Indeed, Engle tells prison jokes unabashedly, about not taking many showers, about at least not planning to have sex for the next year or so, about his "federal vacation" where he will be learning "about a whole new culture." While Engle's humor lightens the mood, he becomes serious about one thing, two actually— his sons Brett, 18, a freshman at the University of North Carlina-Greeensboro, and Kevin, 16, a sophomore at the Early College at Guilford—whom he sees daily when not traveling.

"People have to listen to me talk incessantly about my kids," says Engle. "The worst thought [about prison] would be something happening to them, from an emotional standpoint, and not being around to help them."

LAW AND DISORDER

At the time I visited, Engle's legal misfortune has been recently highlighted in a January 3rd blog post entitled "Charlie Engle's Fraud-Funded Sahara Run—Will He Get 111 Days in the Slammer?" by a prominent California trail runner Scott Dunlap, who writes runtrails.blogspot.com.

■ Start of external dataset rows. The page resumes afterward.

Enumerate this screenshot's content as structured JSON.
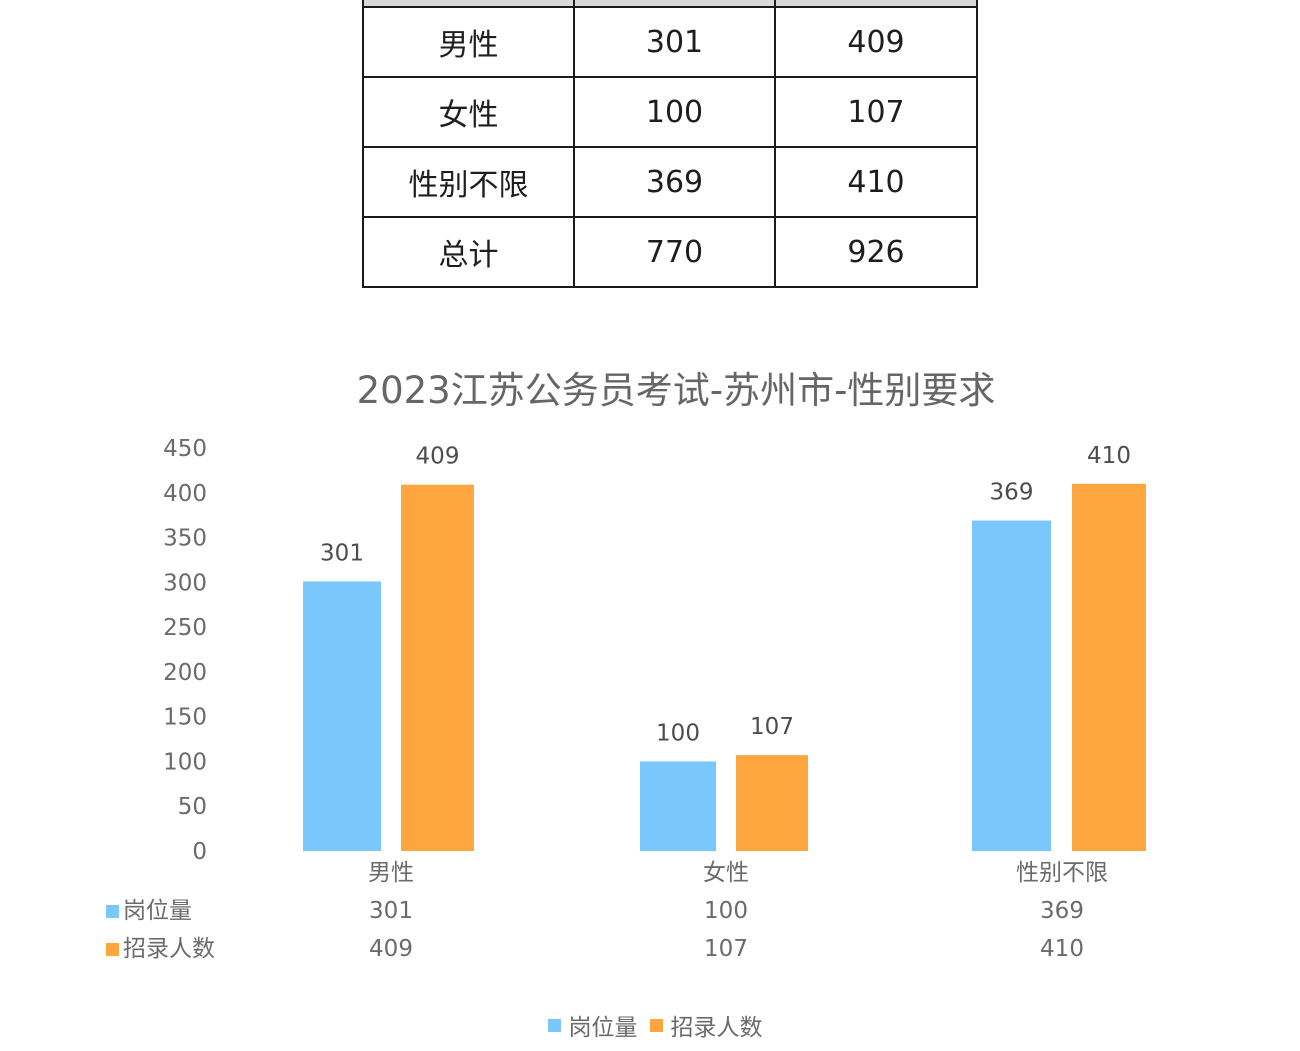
{
  "table": {
    "rows": [
      [
        "男性",
        "301",
        "409"
      ],
      [
        "女性",
        "100",
        "107"
      ],
      [
        "性别不限",
        "369",
        "410"
      ],
      [
        "总计",
        "770",
        "926"
      ]
    ]
  },
  "chart_data": {
    "type": "bar",
    "title": "2023江苏公务员考试-苏州市-性别要求",
    "categories": [
      "男性",
      "女性",
      "性别不限"
    ],
    "series": [
      {
        "name": "岗位量",
        "values": [
          301,
          100,
          369
        ],
        "color": "#7ac7fb"
      },
      {
        "name": "招录人数",
        "values": [
          409,
          107,
          410
        ],
        "color": "#fda53f"
      }
    ],
    "ylim": [
      0,
      450
    ],
    "yticks": [
      0,
      50,
      100,
      150,
      200,
      250,
      300,
      350,
      400,
      450
    ],
    "legend": "bottom",
    "data_table": true
  }
}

Some commenters on the post jumped on Engle's case, with scathing sentiments like: "Be mad all you want at Scott for his tone, but it is his blog and his point of view," wrote one poster, identified by the screen name of Anthony Brantley. "Regardless, Charlie is a thief, Google what occured and read the articles, the guy's a thief. Who you are or what you did does not absolve you of your bad deeds. The statement he made `everybody was doing it' is pretty telling of his character, IMHO. As far as his family and sons go, maybe he should have thought of them before he did what he did. ... The guy did these crimes to do and live the way he wanted. I don't care what his reason or cause was, it was wrong. ...For whatever reason [the investigator] checked up on Charlie and found out he was a crook."